Hands braced on his chest, I pushed myself up to standing, wobbling like I’d had one too many vodkas and then catching myself on his shoulder.
“You okay?” he checked, and I nodded, not trusting myself to speak without vomiting. The room was spinning dangerously, and I could already feel my stomach churning like I was on a ship. I hated ships. Sea sickness was a real damn thing and not in the least bit fun.
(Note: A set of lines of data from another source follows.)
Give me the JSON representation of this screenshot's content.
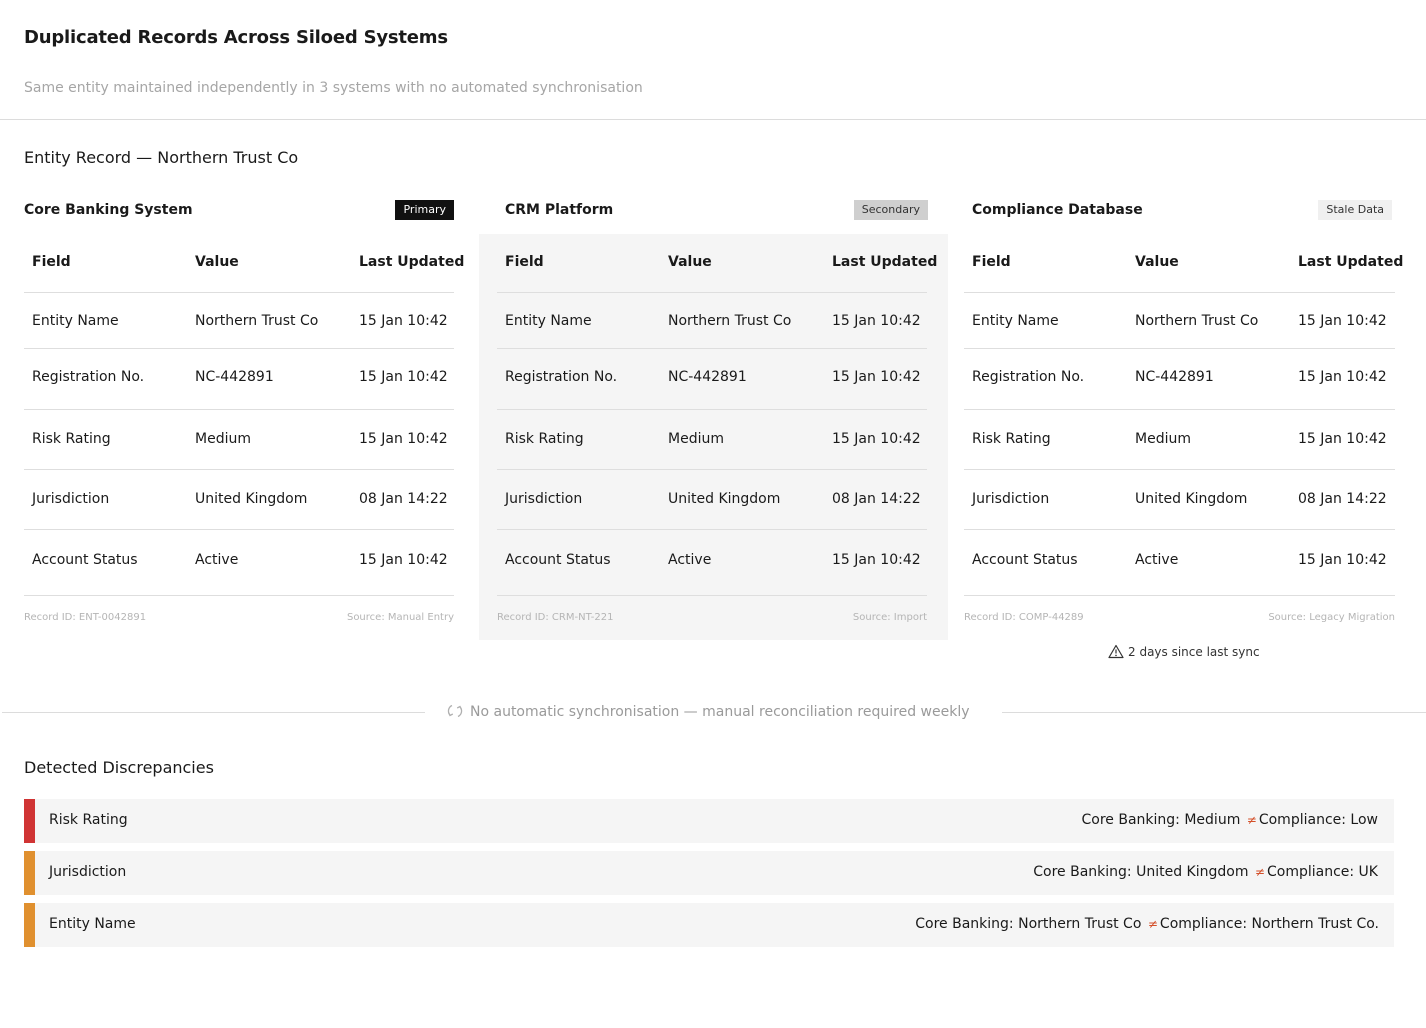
{
  "header": {
    "title": "Duplicated Records Across Siloed Systems",
    "subtitle": "Same entity maintained independently in 3 systems with no automated synchronisation"
  },
  "entity_heading": "Entity Record — Northern Trust Co",
  "columns": {
    "field": "Field",
    "value": "Value",
    "updated": "Last Updated"
  },
  "systems": [
    {
      "name": "Core Banking System",
      "badge": "Primary",
      "rows": [
        {
          "field": "Entity Name",
          "value": "Northern Trust Co",
          "updated": "15 Jan 10:42"
        },
        {
          "field": "Registration No.",
          "value": "NC-442891",
          "updated": "15 Jan 10:42"
        },
        {
          "field": "Risk Rating",
          "value": "Medium",
          "updated": "15 Jan 10:42"
        },
        {
          "field": "Jurisdiction",
          "value": "United Kingdom",
          "updated": "08 Jan 14:22"
        },
        {
          "field": "Account Status",
          "value": "Active",
          "updated": "15 Jan 10:42"
        }
      ],
      "record_id": "Record ID: ENT-0042891",
      "source": "Source: Manual Entry"
    },
    {
      "name": "CRM Platform",
      "badge": "Secondary",
      "rows": [
        {
          "field": "Entity Name",
          "value": "Northern Trust Co",
          "updated": "15 Jan 10:42"
        },
        {
          "field": "Registration No.",
          "value": "NC-442891",
          "updated": "15 Jan 10:42"
        },
        {
          "field": "Risk Rating",
          "value": "Medium",
          "updated": "15 Jan 10:42"
        },
        {
          "field": "Jurisdiction",
          "value": "United Kingdom",
          "updated": "08 Jan 14:22"
        },
        {
          "field": "Account Status",
          "value": "Active",
          "updated": "15 Jan 10:42"
        }
      ],
      "record_id": "Record ID: CRM-NT-221",
      "source": "Source: Import"
    },
    {
      "name": "Compliance Database",
      "badge": "Stale Data",
      "rows": [
        {
          "field": "Entity Name",
          "value": "Northern Trust Co",
          "updated": "15 Jan 10:42"
        },
        {
          "field": "Registration No.",
          "value": "NC-442891",
          "updated": "15 Jan 10:42"
        },
        {
          "field": "Risk Rating",
          "value": "Medium",
          "updated": "15 Jan 10:42"
        },
        {
          "field": "Jurisdiction",
          "value": "United Kingdom",
          "updated": "08 Jan 14:22"
        },
        {
          "field": "Account Status",
          "value": "Active",
          "updated": "15 Jan 10:42"
        }
      ],
      "record_id": "Record ID: COMP-44289",
      "source": "Source: Legacy Migration"
    }
  ],
  "sync_warning": "2 days since last sync",
  "sync_divider": "No automatic synchronisation — manual reconciliation required weekly",
  "discrepancies": {
    "heading": "Detected Discrepancies",
    "neq_symbol": "≠",
    "items": [
      {
        "label": "Risk Rating",
        "left": "Core Banking: Medium",
        "right": "Compliance: Low",
        "severity_color": "#d03434"
      },
      {
        "label": "Jurisdiction",
        "left": "Core Banking: United Kingdom",
        "right": "Compliance: UK",
        "severity_color": "#e0902f"
      },
      {
        "label": "Entity Name",
        "left": "Core Banking: Northern Trust Co",
        "right": "Compliance: Northern Trust Co.",
        "severity_color": "#e0902f"
      }
    ]
  },
  "icons": {
    "warning": "warning-triangle-icon",
    "sync": "sync-arrows-icon"
  }
}
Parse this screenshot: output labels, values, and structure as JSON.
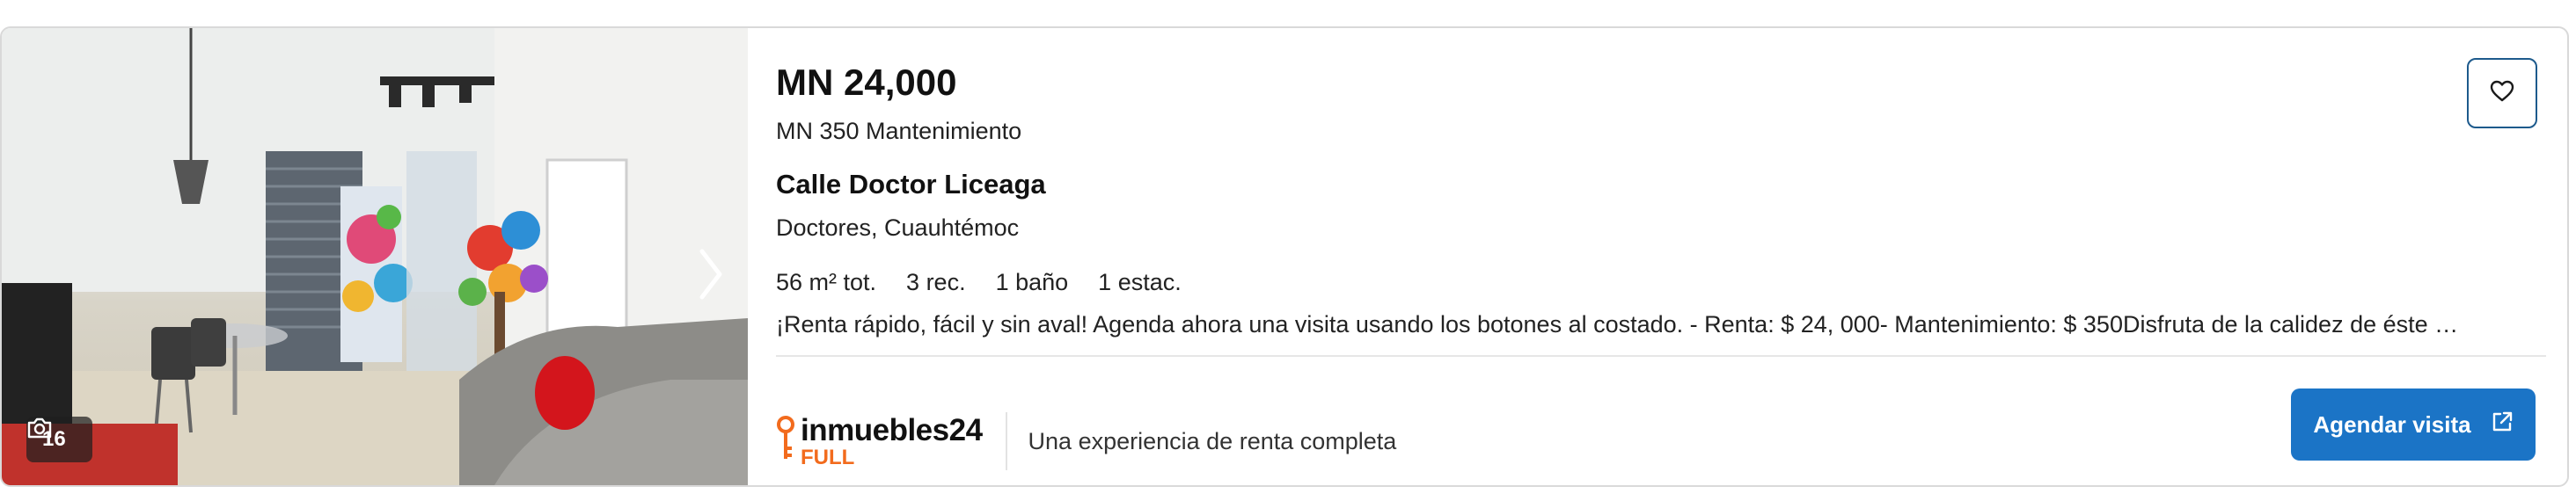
{
  "listing": {
    "price": "MN 24,000",
    "maintenance": "MN 350 Mantenimiento",
    "street": "Calle Doctor Liceaga",
    "neighborhood": "Doctores, Cuauhtémoc",
    "features": [
      "56 m² tot.",
      "3 rec.",
      "1 baño",
      "1 estac."
    ],
    "description": "¡Renta rápido, fácil y sin aval! Agenda ahora una visita usando los botones al costado. - Renta: $ 24, 000- Mantenimiento: $ 350Disfruta de la calidez de éste …"
  },
  "photo": {
    "count": "16",
    "camera_icon": "camera-icon",
    "next_icon": "chevron-right-icon"
  },
  "favorite": {
    "icon": "heart-icon"
  },
  "brand": {
    "name": "inmuebles24",
    "sub": "FULL",
    "tagline": "Una experiencia de renta completa",
    "color": "#f26b1d"
  },
  "cta": {
    "label": "Agendar visita",
    "icon": "external-link-icon",
    "color": "#1b74c6"
  }
}
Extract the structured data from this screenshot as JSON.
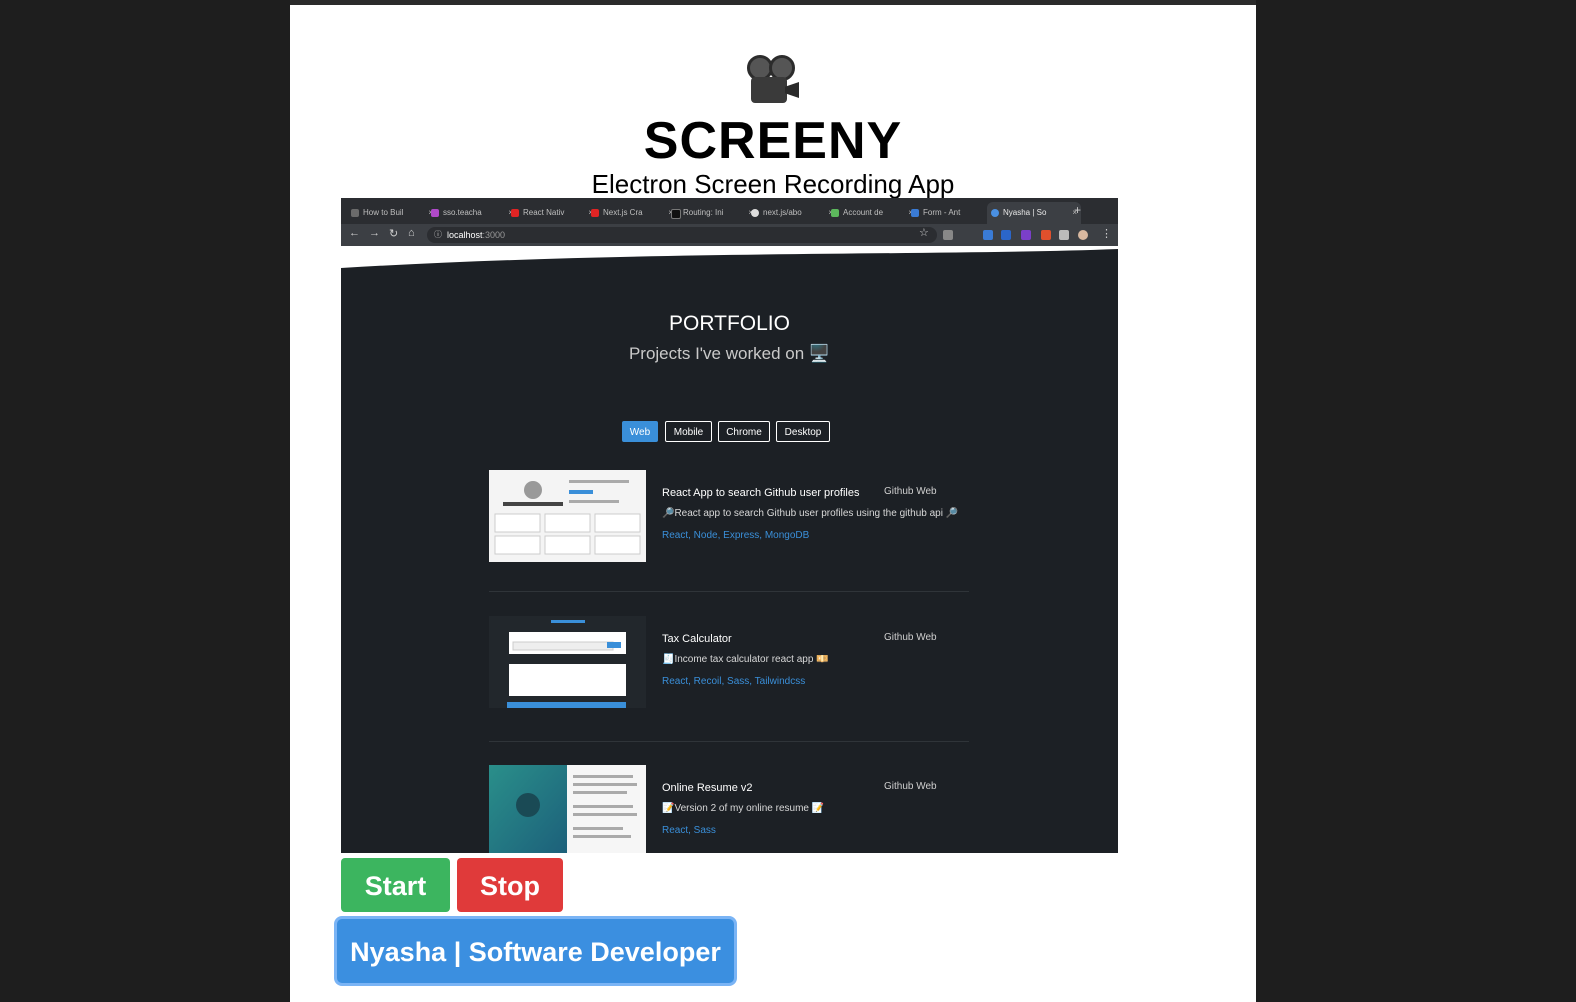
{
  "app": {
    "icon": "movie-camera-icon",
    "title": "SCREENY",
    "subtitle": "Electron Screen Recording App"
  },
  "preview": {
    "browser": {
      "tabs": [
        {
          "label": "How to Buil",
          "favicon_color": "#6b6b6b"
        },
        {
          "label": "sso.teacha",
          "favicon_color": "#b04ac9"
        },
        {
          "label": "React Nativ",
          "favicon_color": "#e02424"
        },
        {
          "label": "Next.js Cra",
          "favicon_color": "#e02424"
        },
        {
          "label": "Routing: Ini",
          "favicon_color": "#111111"
        },
        {
          "label": "next.js/abo",
          "favicon_color": "#dddddd"
        },
        {
          "label": "Account de",
          "favicon_color": "#5cb85c"
        },
        {
          "label": "Form - Ant",
          "favicon_color": "#3a7bd5"
        },
        {
          "label": "Nyasha | So",
          "favicon_color": "#4a90e2"
        }
      ],
      "url_host": "localhost",
      "url_port": ":3000"
    },
    "portfolio": {
      "title": "PORTFOLIO",
      "subtitle": "Projects I've worked on 🖥️",
      "filters": [
        "Web",
        "Mobile",
        "Chrome",
        "Desktop"
      ],
      "active_filter": "Web",
      "projects": [
        {
          "title": "React App to search Github user profiles",
          "description": "🔎React app to search Github user profiles using the github api 🔎",
          "tags": "React, Node, Express, MongoDB",
          "links": "Github  Web"
        },
        {
          "title": "Tax Calculator",
          "description": "🧾Income tax calculator react app 💴",
          "tags": "React, Recoil, Sass, Tailwindcss",
          "links": "Github  Web"
        },
        {
          "title": "Online Resume v2",
          "description": "📝Version 2 of my online resume 📝",
          "tags": "React, Sass",
          "links": "Github  Web"
        }
      ]
    }
  },
  "controls": {
    "start_label": "Start",
    "stop_label": "Stop",
    "source_label": "Nyasha | Software Developer"
  },
  "colors": {
    "start": "#3cb55f",
    "stop": "#e03a3a",
    "source": "#3b8fe0",
    "accent": "#3a8fd9"
  }
}
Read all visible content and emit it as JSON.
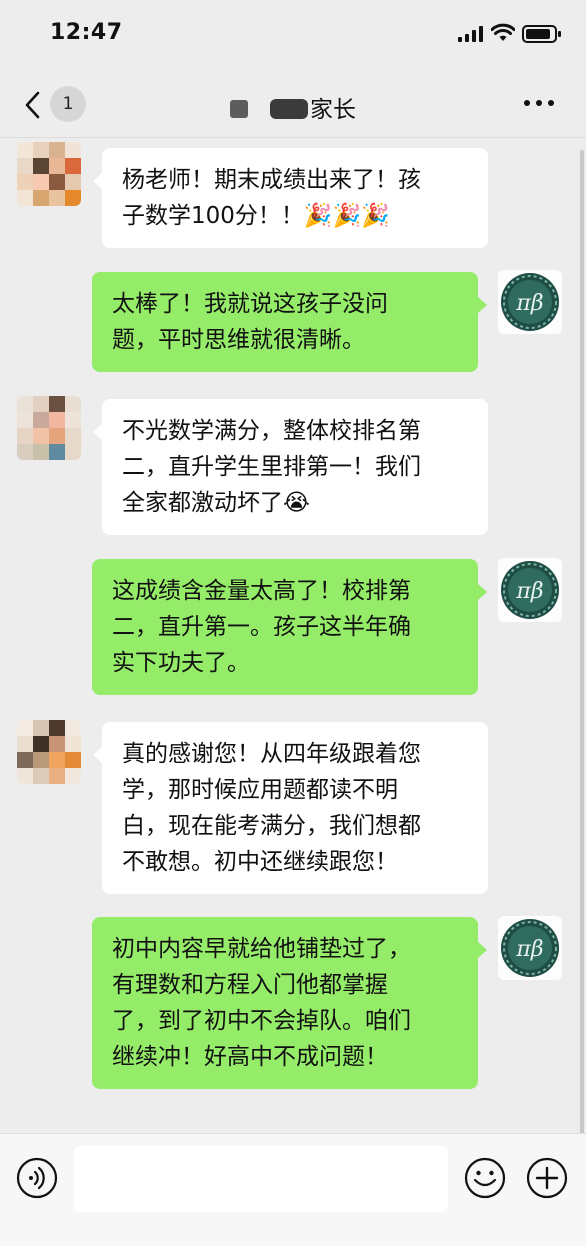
{
  "status_bar": {
    "time": "12:47"
  },
  "nav": {
    "unread_count": "1",
    "title_suffix": "家长"
  },
  "messages": [
    {
      "side": "left",
      "lines": [
        "杨老师！期末成绩出来了！孩",
        "子数学100分！！🎉🎉🎉"
      ]
    },
    {
      "side": "right",
      "lines": [
        "太棒了！我就说这孩子没问",
        "题，平时思维就很清晰。"
      ]
    },
    {
      "side": "left",
      "lines": [
        "不光数学满分，整体校排名第",
        "二，直升学生里排第一！我们",
        "全家都激动坏了😭"
      ]
    },
    {
      "side": "right",
      "lines": [
        "这成绩含金量太高了！校排第",
        "二，直升第一。孩子这半年确",
        "实下功夫了。"
      ]
    },
    {
      "side": "left",
      "lines": [
        "真的感谢您！从四年级跟着您",
        "学，那时候应用题都读不明",
        "白，现在能考满分，我们想都",
        "不敢想。初中还继续跟您！"
      ]
    },
    {
      "side": "right",
      "lines": [
        "初中内容早就给他铺垫过了，",
        "有理数和方程入门他都掌握",
        "了，到了初中不会掉队。咱们",
        "继续冲！好高中不成问题！"
      ]
    }
  ],
  "self_avatar": {
    "text": "πβ",
    "colors": {
      "ring": "#1e4d45",
      "inner": "#2f6b5f",
      "text": "#e8f2ee"
    }
  },
  "colors": {
    "background": "#ededed",
    "bubble_self": "#95ec69",
    "bubble_other": "#ffffff",
    "input_bar": "#f7f7f7"
  },
  "input": {
    "value": "",
    "placeholder": ""
  }
}
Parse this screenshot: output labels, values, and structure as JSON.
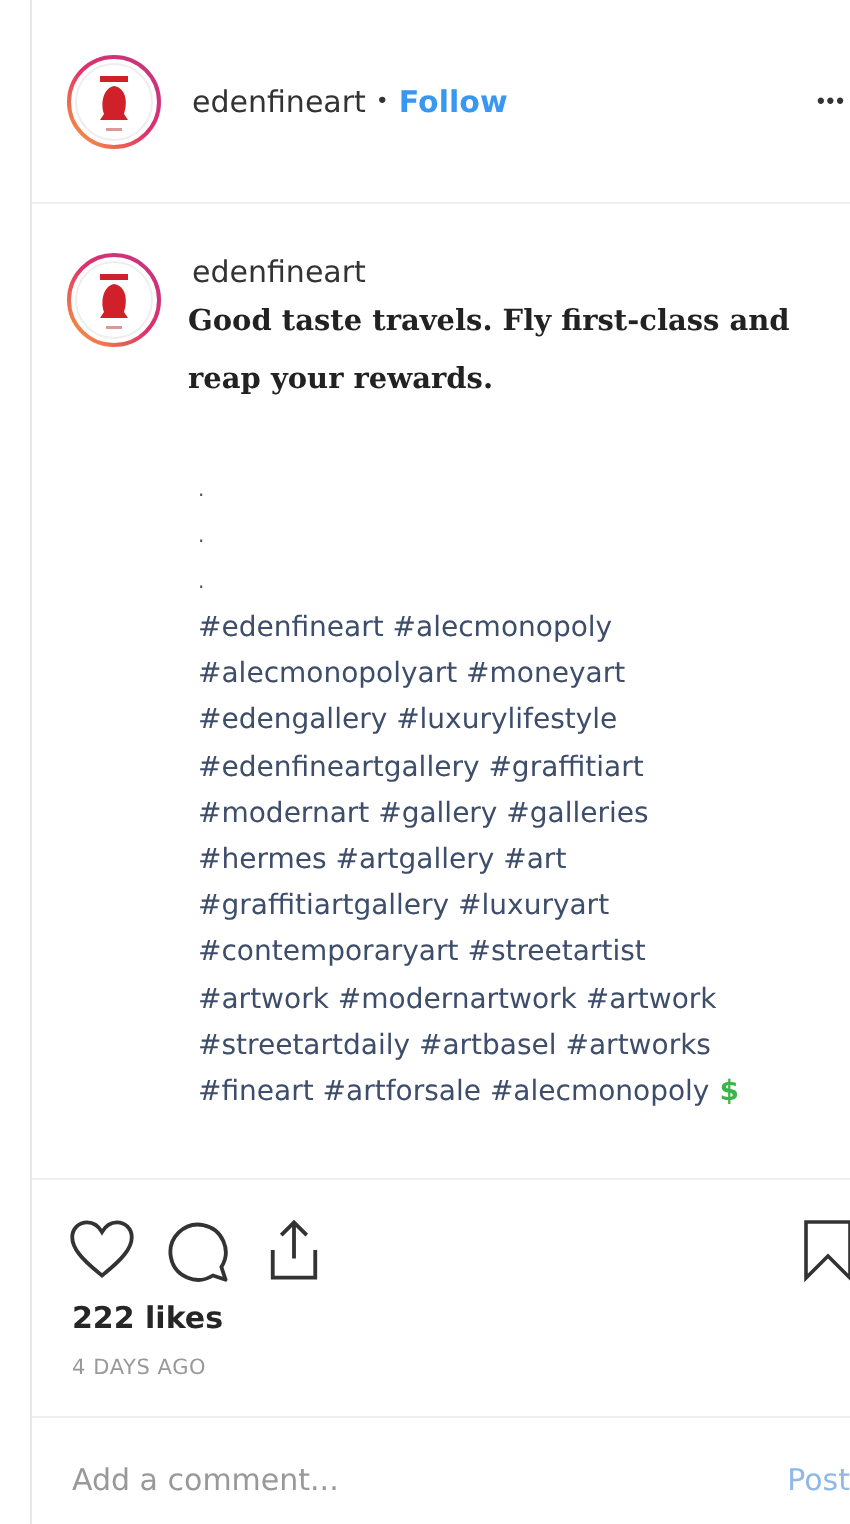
{
  "header": {
    "username": "edenfineart",
    "separator": "•",
    "follow": "Follow",
    "more": "•••"
  },
  "caption": {
    "username": "edenfineart",
    "text": "Good taste travels. Fly first-class and reap your rewards.",
    "dots": [
      ".",
      ".",
      "."
    ],
    "hashtag_lines": [
      "#edenfineart #alecmonopoly",
      "#alecmonopolyart #moneyart",
      "#edengallery #luxurylifestyle",
      "#edenfineartgallery #graffitiart",
      "#modernart #gallery #galleries",
      "#hermes #artgallery #art",
      "#graffitiartgallery #luxuryart",
      "#contemporaryart #streetartist",
      "#artwork #modernartwork #artwork",
      "#streetartdaily #artbasel #artworks",
      "#fineart #artforsale #alecmonopoly"
    ],
    "emoji": "$"
  },
  "actions": {
    "liked": false,
    "saved": false
  },
  "likes": "222 likes",
  "time": "4 DAYS AGO",
  "comment": {
    "placeholder": "Add a comment...",
    "post": "Post",
    "post_disabled": true
  }
}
“He will have tied those ropes professionally tight; you might need a knife or something,” Austin suggested, and I nodded again. Holding his knee for support, I reached down and slid a deadly sharp blade from my boot and showed it to him.
“That’ll do.” He grinned a tiny half grin. “You’re learning, Princess.”
Taking slow, deliberate breaths to calm my rolling stomach, I shuffled around behind him and sliced through the intricate web of ropes that held him immobile. As they fell away, he groaned and rubbed his wrists. My gaze had snagged on the glittering pattern around the chair, though, and I reached out my toe, digging it into the sparkling substance and dragging a line back to me, messing up the runes and breaking the circle. The air in the room seemed to compress and pop, like we had been in a bubble or something, and I raised my eyebrows at Austin.
“What the fuck was that?” I whispered, and he grimaced.
“It was a spell, and you just broke it. I didn’t know your kind could do that, but it’s certainly handy to know.” He stood and stretched, cracking his neck.
“We will be discussing that. Later though. When I’m not about to pass out. Okay?” I pointed at him sternly, but there was suddenly three of him, and the floor was rushing up to meet my face fast.
The sharp, copper tang of blood filled my nostrils, and I blinked awake again, meeting a pair of emerald green eyes only inches from my face.
“Hey, baby girl, stick with me. You just need a recharge, right?” Austin murmured softly, and a pathetic sounding whimper slipped out of my throat. “Try not to slap me when you regain your strength.”